La scomparsa di Giubilo: quel che resta di un maestro
Se n'è andato un uomo meraviglioso, rimane l'eredità di un giornalista che ha reso bello un mestiere: lascia un patrimonio professionale che ognuno di noi dovrà tramandare
Descrivere quello che è stato Gianfranco Giubilo meglio di quanto abbia fatto ieri Piero Torri sulle colonne di questo giornale credo sia davvero difficile. Piero ha avuto la fortuna, o più precisamente se l'è guadagnata, di accompagnarlo lungo un arco di esistenza più lungo di quasi tutti quelli che hanno avuto l'onore e il piacere di condividere qualche tratto di vita con Gianfranco, ovviamente familiari esclusi. Dunque non credo davvero di poter aggiungere altro parlando dell'uomo meraviglioso e del fantastico professionista che è stato. C'è però un aspetto che vorrei sottolineare e che riguarda tutti quelli che fanno questo mestiere più o meno degnamente. Se si potesse infatti di accostare alla parola "giornalismo" un nome e un cognome, "Gianfranco Giubilo" sarebbe sicuramente uno dei primissimi nomi che ogni giornalista romano farebbe. Gianfranco è stato "il" giornalismo e con un così fulgido esempio quotidiano la sua impagabile lezione non corre il rischio di andare dispersa. Per il rigore che aveva nel discernimento di una qualsiasi tematica sportiva e su qualsiasi disciplina. Per la competenza enciclopedica che era molto più estesa rispetto ai confini di un campo di calcio: ogni cronista che ha lavorato con lui, soprattutto quando internet era ancora una parola poco conosciuta, sa che non c'era bisogno del vocabolario o dell'enciclopedia quando nei paraggi c'era Il Maestro. Lui era il nostro Google, una Wikipedia che non aveva bisogno di riscontri, che si trattasse di una parola del dizionario ai più sconosciuta, di un personaggio della letteratura, di un campione di uno sport, del regista di un film: la sua risposta era cassazione.

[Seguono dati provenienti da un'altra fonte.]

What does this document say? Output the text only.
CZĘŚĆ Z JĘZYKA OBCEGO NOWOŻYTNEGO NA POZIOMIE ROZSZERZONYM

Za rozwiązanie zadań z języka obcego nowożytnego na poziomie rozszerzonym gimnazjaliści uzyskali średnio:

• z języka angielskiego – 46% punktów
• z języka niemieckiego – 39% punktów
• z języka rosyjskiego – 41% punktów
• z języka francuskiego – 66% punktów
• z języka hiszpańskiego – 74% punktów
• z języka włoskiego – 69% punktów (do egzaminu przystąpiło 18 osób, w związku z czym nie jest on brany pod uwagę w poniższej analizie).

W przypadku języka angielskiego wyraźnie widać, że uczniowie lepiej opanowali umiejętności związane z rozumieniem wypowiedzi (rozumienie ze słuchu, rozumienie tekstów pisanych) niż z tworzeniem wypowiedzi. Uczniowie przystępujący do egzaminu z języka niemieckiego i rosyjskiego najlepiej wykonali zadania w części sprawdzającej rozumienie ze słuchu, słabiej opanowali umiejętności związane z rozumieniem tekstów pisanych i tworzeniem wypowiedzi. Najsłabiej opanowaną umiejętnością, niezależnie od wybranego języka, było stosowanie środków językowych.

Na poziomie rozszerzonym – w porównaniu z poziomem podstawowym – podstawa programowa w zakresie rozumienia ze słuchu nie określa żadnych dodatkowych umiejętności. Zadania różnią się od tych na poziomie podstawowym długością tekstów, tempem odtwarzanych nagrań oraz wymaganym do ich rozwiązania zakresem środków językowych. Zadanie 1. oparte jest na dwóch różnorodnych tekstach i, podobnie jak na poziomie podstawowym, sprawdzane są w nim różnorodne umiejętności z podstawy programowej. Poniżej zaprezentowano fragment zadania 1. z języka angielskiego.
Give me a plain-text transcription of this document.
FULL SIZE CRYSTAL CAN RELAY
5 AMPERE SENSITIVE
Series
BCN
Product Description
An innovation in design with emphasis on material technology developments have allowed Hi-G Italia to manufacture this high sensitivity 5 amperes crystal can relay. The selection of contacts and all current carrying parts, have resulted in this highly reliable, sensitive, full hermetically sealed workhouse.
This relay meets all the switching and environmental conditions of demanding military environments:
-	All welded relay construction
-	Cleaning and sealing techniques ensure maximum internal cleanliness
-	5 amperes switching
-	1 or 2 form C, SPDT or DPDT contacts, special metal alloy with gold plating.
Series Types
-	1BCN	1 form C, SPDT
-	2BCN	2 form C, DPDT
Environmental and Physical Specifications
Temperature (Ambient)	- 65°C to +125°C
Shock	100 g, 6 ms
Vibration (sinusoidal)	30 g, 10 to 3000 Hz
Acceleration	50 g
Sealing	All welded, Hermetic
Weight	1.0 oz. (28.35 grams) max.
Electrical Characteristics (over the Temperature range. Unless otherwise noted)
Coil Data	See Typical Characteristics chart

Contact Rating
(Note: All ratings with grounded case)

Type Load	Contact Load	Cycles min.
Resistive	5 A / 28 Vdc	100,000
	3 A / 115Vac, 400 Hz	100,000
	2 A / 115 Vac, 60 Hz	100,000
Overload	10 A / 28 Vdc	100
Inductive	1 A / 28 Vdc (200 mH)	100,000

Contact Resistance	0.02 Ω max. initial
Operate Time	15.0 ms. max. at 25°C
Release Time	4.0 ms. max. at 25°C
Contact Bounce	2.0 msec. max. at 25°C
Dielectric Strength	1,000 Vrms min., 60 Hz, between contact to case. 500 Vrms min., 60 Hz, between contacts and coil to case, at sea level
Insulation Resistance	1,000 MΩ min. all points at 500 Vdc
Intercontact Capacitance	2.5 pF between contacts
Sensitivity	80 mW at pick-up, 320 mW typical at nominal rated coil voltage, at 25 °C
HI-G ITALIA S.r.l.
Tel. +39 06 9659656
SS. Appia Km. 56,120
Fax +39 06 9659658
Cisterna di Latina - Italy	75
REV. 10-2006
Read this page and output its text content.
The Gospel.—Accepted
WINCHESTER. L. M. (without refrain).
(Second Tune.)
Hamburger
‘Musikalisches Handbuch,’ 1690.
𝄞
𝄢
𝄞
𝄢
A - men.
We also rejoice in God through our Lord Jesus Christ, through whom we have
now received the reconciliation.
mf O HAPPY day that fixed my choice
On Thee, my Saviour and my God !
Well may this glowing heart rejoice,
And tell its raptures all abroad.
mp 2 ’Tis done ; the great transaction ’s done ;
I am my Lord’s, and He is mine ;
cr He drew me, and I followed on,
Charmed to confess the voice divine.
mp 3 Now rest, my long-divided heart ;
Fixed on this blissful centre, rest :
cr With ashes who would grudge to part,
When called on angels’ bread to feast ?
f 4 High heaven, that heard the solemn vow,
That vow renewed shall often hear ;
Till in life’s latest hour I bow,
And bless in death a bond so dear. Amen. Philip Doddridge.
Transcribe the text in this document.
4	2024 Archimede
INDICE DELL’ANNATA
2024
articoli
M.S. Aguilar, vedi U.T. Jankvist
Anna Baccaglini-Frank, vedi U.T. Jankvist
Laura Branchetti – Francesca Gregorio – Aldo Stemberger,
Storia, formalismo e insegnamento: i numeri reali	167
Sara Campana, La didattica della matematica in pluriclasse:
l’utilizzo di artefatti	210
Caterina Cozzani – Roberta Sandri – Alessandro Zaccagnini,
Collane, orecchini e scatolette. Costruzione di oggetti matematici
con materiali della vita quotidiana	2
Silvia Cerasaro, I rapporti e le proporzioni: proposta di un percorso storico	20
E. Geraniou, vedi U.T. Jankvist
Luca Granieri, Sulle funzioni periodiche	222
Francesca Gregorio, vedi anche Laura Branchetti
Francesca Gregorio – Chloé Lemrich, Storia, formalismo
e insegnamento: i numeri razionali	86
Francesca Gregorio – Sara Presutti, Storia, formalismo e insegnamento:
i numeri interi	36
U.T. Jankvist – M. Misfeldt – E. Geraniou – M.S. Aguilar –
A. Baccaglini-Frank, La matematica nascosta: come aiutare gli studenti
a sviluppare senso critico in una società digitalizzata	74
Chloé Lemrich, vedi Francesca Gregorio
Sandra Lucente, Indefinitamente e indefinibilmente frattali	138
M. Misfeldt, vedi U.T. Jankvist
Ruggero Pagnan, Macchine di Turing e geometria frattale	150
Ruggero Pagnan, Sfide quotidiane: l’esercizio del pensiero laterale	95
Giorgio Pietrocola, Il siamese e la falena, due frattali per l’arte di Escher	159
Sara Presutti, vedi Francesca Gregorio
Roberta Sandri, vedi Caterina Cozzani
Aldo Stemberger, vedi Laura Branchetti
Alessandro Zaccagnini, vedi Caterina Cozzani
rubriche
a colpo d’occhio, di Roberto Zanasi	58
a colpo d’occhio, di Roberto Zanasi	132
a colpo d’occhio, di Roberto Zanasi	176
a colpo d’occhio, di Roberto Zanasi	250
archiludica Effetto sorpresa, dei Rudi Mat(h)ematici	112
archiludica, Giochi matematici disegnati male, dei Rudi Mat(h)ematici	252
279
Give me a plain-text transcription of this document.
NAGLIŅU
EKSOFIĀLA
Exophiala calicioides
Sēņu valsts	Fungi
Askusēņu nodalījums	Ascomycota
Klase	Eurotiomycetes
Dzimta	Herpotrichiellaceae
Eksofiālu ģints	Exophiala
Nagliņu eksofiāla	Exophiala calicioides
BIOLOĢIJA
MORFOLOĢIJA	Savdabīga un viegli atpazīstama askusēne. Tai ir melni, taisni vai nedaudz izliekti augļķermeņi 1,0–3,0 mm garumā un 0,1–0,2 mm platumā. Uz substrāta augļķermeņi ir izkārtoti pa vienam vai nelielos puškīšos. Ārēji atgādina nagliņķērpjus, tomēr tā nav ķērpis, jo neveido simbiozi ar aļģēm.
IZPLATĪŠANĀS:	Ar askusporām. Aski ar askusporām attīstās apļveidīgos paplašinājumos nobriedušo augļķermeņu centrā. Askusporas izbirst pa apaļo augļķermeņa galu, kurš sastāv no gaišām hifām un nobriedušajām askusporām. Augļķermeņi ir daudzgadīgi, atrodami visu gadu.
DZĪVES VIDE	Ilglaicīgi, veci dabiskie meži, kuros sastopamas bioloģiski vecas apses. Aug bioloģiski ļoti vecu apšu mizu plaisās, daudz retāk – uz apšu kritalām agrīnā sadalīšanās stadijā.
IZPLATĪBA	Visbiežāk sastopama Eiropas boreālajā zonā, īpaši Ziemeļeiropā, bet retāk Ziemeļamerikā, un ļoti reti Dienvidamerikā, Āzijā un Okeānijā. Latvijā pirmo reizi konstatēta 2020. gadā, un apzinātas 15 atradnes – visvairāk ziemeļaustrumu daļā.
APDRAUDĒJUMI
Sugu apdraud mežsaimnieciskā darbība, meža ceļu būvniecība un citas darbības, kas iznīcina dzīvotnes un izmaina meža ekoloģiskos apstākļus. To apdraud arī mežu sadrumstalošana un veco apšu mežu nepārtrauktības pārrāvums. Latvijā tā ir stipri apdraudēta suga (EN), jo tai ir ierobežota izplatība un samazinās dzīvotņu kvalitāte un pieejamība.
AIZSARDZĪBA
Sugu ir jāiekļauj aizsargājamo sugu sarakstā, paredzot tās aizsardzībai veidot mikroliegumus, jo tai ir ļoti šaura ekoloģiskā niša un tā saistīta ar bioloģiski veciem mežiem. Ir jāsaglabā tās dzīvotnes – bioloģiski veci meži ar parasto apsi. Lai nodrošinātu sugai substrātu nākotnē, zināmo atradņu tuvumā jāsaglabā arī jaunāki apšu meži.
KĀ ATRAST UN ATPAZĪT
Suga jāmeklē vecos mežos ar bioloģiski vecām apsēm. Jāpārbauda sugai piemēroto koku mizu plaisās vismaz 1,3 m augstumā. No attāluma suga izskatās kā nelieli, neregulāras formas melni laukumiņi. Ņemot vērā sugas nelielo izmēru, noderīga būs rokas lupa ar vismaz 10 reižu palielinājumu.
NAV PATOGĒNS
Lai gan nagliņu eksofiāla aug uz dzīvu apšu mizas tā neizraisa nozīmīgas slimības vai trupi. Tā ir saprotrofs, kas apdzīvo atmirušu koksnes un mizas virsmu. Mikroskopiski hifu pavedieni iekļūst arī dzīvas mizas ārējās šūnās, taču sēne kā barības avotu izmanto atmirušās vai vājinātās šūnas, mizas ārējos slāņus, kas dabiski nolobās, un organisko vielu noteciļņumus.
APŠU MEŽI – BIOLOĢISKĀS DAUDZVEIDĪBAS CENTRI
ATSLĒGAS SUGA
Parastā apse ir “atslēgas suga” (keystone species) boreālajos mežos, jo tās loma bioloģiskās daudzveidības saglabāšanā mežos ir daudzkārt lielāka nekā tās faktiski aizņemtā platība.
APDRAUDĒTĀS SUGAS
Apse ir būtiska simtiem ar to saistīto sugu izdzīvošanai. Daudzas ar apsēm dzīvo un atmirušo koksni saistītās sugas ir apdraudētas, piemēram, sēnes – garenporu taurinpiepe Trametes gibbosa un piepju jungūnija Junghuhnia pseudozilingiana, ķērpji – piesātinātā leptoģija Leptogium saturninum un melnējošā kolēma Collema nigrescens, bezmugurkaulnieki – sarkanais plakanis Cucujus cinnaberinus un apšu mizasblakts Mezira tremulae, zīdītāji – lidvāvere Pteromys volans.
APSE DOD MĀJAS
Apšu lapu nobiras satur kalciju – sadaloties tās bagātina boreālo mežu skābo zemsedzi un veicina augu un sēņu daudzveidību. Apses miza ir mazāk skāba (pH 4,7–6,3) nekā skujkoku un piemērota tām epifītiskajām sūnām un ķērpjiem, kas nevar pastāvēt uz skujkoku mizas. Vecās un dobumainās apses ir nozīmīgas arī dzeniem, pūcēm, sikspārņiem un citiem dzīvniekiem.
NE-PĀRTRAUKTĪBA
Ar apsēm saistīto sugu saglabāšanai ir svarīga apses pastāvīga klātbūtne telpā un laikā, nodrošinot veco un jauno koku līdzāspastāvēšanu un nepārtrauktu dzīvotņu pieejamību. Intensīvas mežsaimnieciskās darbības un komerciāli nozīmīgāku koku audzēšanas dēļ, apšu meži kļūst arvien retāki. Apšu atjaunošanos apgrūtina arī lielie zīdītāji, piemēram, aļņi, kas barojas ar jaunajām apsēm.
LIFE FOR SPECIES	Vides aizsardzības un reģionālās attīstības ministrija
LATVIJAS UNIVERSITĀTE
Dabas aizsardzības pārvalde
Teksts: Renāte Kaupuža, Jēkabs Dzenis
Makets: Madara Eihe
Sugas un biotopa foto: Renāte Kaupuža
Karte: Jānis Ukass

Era un uomo di straordinaria cultura e, nonostante l'apparenza ciarliera, anche di poche parole. Quando andava allo stadio, abitudine che ha protratto il più possibile da vecchio cronista che amava vedere con i suoi occhi, portava con sé sempre un saggio, un libro, un romanzo o magari l'articolo di quel giornale che non aveva fatto in tempo a terminare la mattina. E in attesa del fischio d'inizio si immergeva nella sua lettura. Era un uomo di un'umanità straordinaria e questo faceva di lui un giornalista ancora migliore. E aveva l'umiltà incrollabile dei grandi: in redazione, in attesa dell'arrivo degli altri, si smazzava magari il lavoro che nessuno voleva fare. «Gianfra', quel notiziario lo avrebbe fatto qualcun altro». «Vabbè, stavo qui...». E tutto con quell'ironia romana così sofisticata con cui smontava l'arrogante e confortava il sapiente. E quando dopo cinquant'anni di servizio Il Tempo non gli rinnovò il contratto di collaborazione, il direttore di quel periodo nero non ebbe la sensibilità di comunicarglielo di persona, ma gli fece recapitare una fredda lettera dell'amministrazione. Gianfranco non batté ciglio, ma tenne quel foglio con la busta originale nel cassetto fino all'ultimo giorno di servizio. Ogni tanto la tirava fuori, la mostrava a chi gli chiedeva come fosse possibile che qualcuno avesse deciso di rinunciare alla sua competenza: «Sta scritto qui». Ma dall'alto della sua inderogabile rettitudine morale non diede mai la soddisfazione a nessuno di lamentarsene. Se ne andò così, salutando tutti con un sorriso. Come ha fatto nel giorno del suo compleanno, un paio di giorni fa. Lasciando a chi l'ha conosciuto l'eredità di un patrimonio professionale che adesso ognuno di noi si sentirà in dovere di tramandare.